From: Nitin Gupta <nitin.m.gupta@oracle.com>
To: linux-mm@kvack.org
Cc: steven.sistare@oracle.com,
"Nitin Gupta" <nitin.m.gupta@oracle.com>,
"Andrew Morton" <akpm@linux-foundation.org>,
"Ingo Molnar" <mingo@kernel.org>, "Mel Gorman" <mgorman@suse.de>,
"Nadav Amit" <namit@vmware.com>,
"Minchan Kim" <minchan@kernel.org>,
"Kirill A. Shutemov" <kirill.shutemov@linux.intel.com>,
"Peter Zijlstra" <peterz@infradead.org>,
"Vegard Nossum" <vegard.nossum@oracle.com>,
"Levin, Alexander (Sasha Levin)" <alexander.levin@verizon.com>,
"Michal Hocko" <mhocko@suse.com>,
"David Rientjes" <rientjes@google.com>,
"Vlastimil Babka" <vbabka@suse.cz>,
"SeongJae Park" <sj38.park@gmail.com>, "Shaohua Li" <shli@fb.com>,
"Aneesh Kumar K.V" <aneesh.kumar@linux.vnet.ibm.com>,
"Andrea Arcangeli" <aarcange@redhat.com>,
"Mike Rapoport" <rppt@linux.vnet.ibm.com>,
"Anshuman Khandual" <khandual@linux.vnet.ibm.com>,
"Rik van Riel" <riel@redhat.com>,
"Ross Zwisler" <ross.zwisler@linux.intel.com>,
"Jan Kara" <jack@suse.cz>, "Dave Jiang" <dave.jiang@intel.com>,
"Jérôme Glisse" <jglisse@redhat.com>,
"Matthew Wilcox" <willy@linux.intel.com>,
"Hugh Dickins" <hughd@google.com>,
"Tobin C Harding" <me@tobin.cc>,
"open list" <linux-kernel@vger.kernel.org>
Subject: [PATCH] mm: Reduce memory bloat with THP
Date: Thu, 14 Dec 2017 17:28:52 -0800 [thread overview]
Message-ID: <1513301359-117568-1-git-send-email-nitin.m.gupta@oracle.com> (raw)
Currently, if the THP enabled policy is "always", or the mode
is "madvise" and a region is marked as MADV_HUGEPAGE, a hugepage
is allocated on a page fault if the pud or pmd is empty. This
yields the best VA translation performance, but increases memory
consumption if some small page ranges within the huge page are
never accessed.
An alternate behavior for such page faults is to install a
hugepage only when a region is actually found to be (almost)

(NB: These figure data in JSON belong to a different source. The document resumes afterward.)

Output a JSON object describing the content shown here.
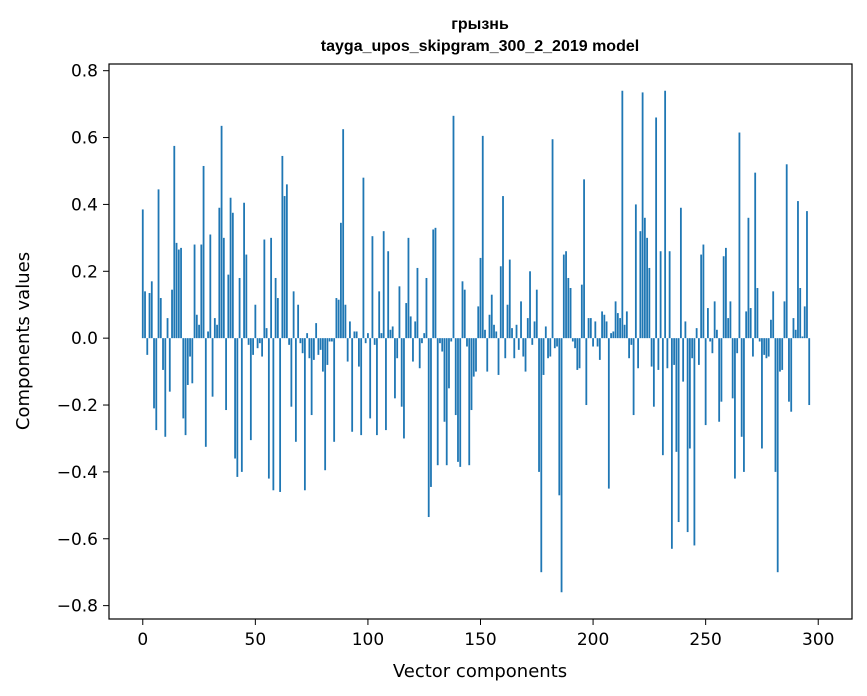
{
  "chart_data": {
    "type": "bar",
    "title": "грызнь",
    "subtitle": "tayga_upos_skipgram_300_2_2019 model",
    "xlabel": "Vector components",
    "ylabel": "Components values",
    "xlim": [
      -15,
      315
    ],
    "ylim": [
      -0.84,
      0.82
    ],
    "xticks": [
      0,
      50,
      100,
      150,
      200,
      250,
      300
    ],
    "xtick_labels": [
      "0",
      "50",
      "100",
      "150",
      "200",
      "250",
      "300"
    ],
    "yticks": [
      -0.8,
      -0.6,
      -0.4,
      -0.2,
      0.0,
      0.2,
      0.4,
      0.6,
      0.8
    ],
    "ytick_labels": [
      "−0.8",
      "−0.6",
      "−0.4",
      "−0.2",
      "0.0",
      "0.2",
      "0.4",
      "0.6",
      "0.8"
    ],
    "grid": false,
    "bar_color": "#1f77b4",
    "x": "0..299",
    "values": [
      0.385,
      0.14,
      -0.05,
      0.135,
      0.17,
      -0.21,
      -0.275,
      0.445,
      0.12,
      -0.095,
      -0.295,
      0.06,
      -0.16,
      0.145,
      0.575,
      0.285,
      0.265,
      0.27,
      -0.24,
      -0.29,
      -0.14,
      -0.055,
      -0.135,
      0.28,
      0.07,
      0.04,
      0.28,
      0.515,
      -0.325,
      0.02,
      0.31,
      -0.175,
      0.06,
      0.04,
      0.39,
      0.635,
      0.3,
      -0.215,
      0.19,
      0.42,
      0.375,
      -0.36,
      -0.415,
      0.18,
      -0.4,
      0.405,
      0.25,
      -0.02,
      -0.305,
      -0.05,
      0.1,
      -0.03,
      -0.015,
      -0.055,
      0.295,
      0.03,
      -0.42,
      0.3,
      -0.455,
      0.18,
      0.12,
      -0.46,
      0.545,
      0.425,
      0.46,
      -0.02,
      -0.205,
      0.14,
      -0.31,
      0.1,
      -0.015,
      -0.045,
      -0.455,
      0.015,
      -0.06,
      -0.23,
      -0.065,
      0.045,
      -0.05,
      -0.035,
      -0.1,
      -0.395,
      -0.08,
      -0.01,
      -0.01,
      -0.31,
      0.12,
      0.115,
      0.345,
      0.625,
      0.1,
      -0.07,
      0.05,
      -0.28,
      0.02,
      0.02,
      -0.085,
      -0.29,
      0.48,
      -0.015,
      0.015,
      -0.24,
      0.305,
      -0.02,
      -0.29,
      0.14,
      0.015,
      0.32,
      -0.275,
      0.26,
      0.025,
      0.035,
      -0.18,
      -0.06,
      0.155,
      -0.205,
      -0.3,
      0.105,
      0.3,
      0.065,
      -0.07,
      0.05,
      0.21,
      -0.09,
      -0.015,
      0.015,
      0.18,
      -0.535,
      -0.445,
      0.325,
      0.33,
      -0.38,
      -0.015,
      -0.04,
      -0.25,
      -0.38,
      -0.15,
      -0.01,
      0.665,
      -0.23,
      -0.37,
      -0.385,
      0.17,
      0.145,
      -0.025,
      -0.38,
      -0.215,
      -0.115,
      -0.1,
      0.095,
      0.24,
      0.605,
      0.025,
      -0.1,
      0.07,
      0.13,
      0.04,
      0.02,
      -0.11,
      0.215,
      0.425,
      -0.06,
      0.1,
      0.235,
      0.03,
      -0.06,
      0.04,
      -0.035,
      0.11,
      -0.055,
      -0.1,
      0.06,
      0.2,
      -0.02,
      0.05,
      0.145,
      -0.4,
      -0.7,
      -0.11,
      0.035,
      -0.06,
      -0.055,
      0.595,
      -0.03,
      -0.025,
      -0.47,
      -0.76,
      0.25,
      0.26,
      0.18,
      0.15,
      -0.01,
      -0.03,
      -0.095,
      -0.09,
      0.16,
      0.475,
      -0.2,
      0.06,
      0.06,
      -0.025,
      0.05,
      -0.025,
      -0.065,
      0.08,
      0.07,
      0.05,
      -0.45,
      0.015,
      0.02,
      0.11,
      0.075,
      0.06,
      0.74,
      0.04,
      0.08,
      -0.06,
      -0.02,
      -0.23,
      0.4,
      -0.09,
      0.32,
      0.735,
      0.36,
      0.3,
      0.21,
      -0.085,
      -0.205,
      0.66,
      -0.095,
      0.26,
      -0.35,
      0.74,
      -0.09,
      0.26,
      -0.63,
      -0.08,
      -0.34,
      -0.55,
      0.39,
      -0.13,
      0.05,
      -0.58,
      -0.33,
      -0.06,
      -0.62,
      0.03,
      -0.08,
      0.25,
      0.28,
      -0.26,
      0.09,
      -0.01,
      -0.045,
      0.11,
      0.025,
      -0.25,
      -0.19,
      0.245,
      0.27,
      0.06,
      0.11,
      -0.18,
      -0.42,
      -0.045,
      0.615,
      -0.295,
      -0.4,
      0.08,
      0.36,
      0.09,
      -0.055,
      0.495,
      0.15,
      -0.01,
      -0.33,
      -0.05,
      -0.06,
      -0.055,
      0.055,
      0.14,
      -0.4,
      -0.7,
      -0.1,
      -0.095,
      0.11,
      0.52,
      -0.19,
      -0.22,
      0.06,
      0.025,
      0.41,
      0.15,
      0.005,
      0.095,
      0.38,
      -0.2
    ]
  }
}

fully mapped and active. This is a compromise between
translation performance and memory consumption. Currently there
is no way for an application to choose this compromise for the
page fault conditions above.
With this change, when an application issues MADV_DONTNEED on a
memory region, the region is marked as "space-efficient". For
such regions, a hugepage is not immediately allocated on first
write. Instead, it is left to the khugepaged thread to do
delayed hugepage promotion depending on whether the region is
actually mapped and active. When application issues
MADV_HUGEPAGE, the region is marked again as non-space-efficient
wherein hugepage is allocated on first touch.
Orabug: 26910556
Reviewed-by: Steve Sistare <steven.sistare@oracle.com>
Signed-off-by: Nitin Gupta <nitin.m.gupta@oracle.com>
---
include/linux/mm_types.h | 1 +
mm/khugepaged.c | 1 +
mm/madvise.c | 1 +
mm/memory.c | 6 ++++--
4 files changed, 7 insertions(+), 2 deletions(-)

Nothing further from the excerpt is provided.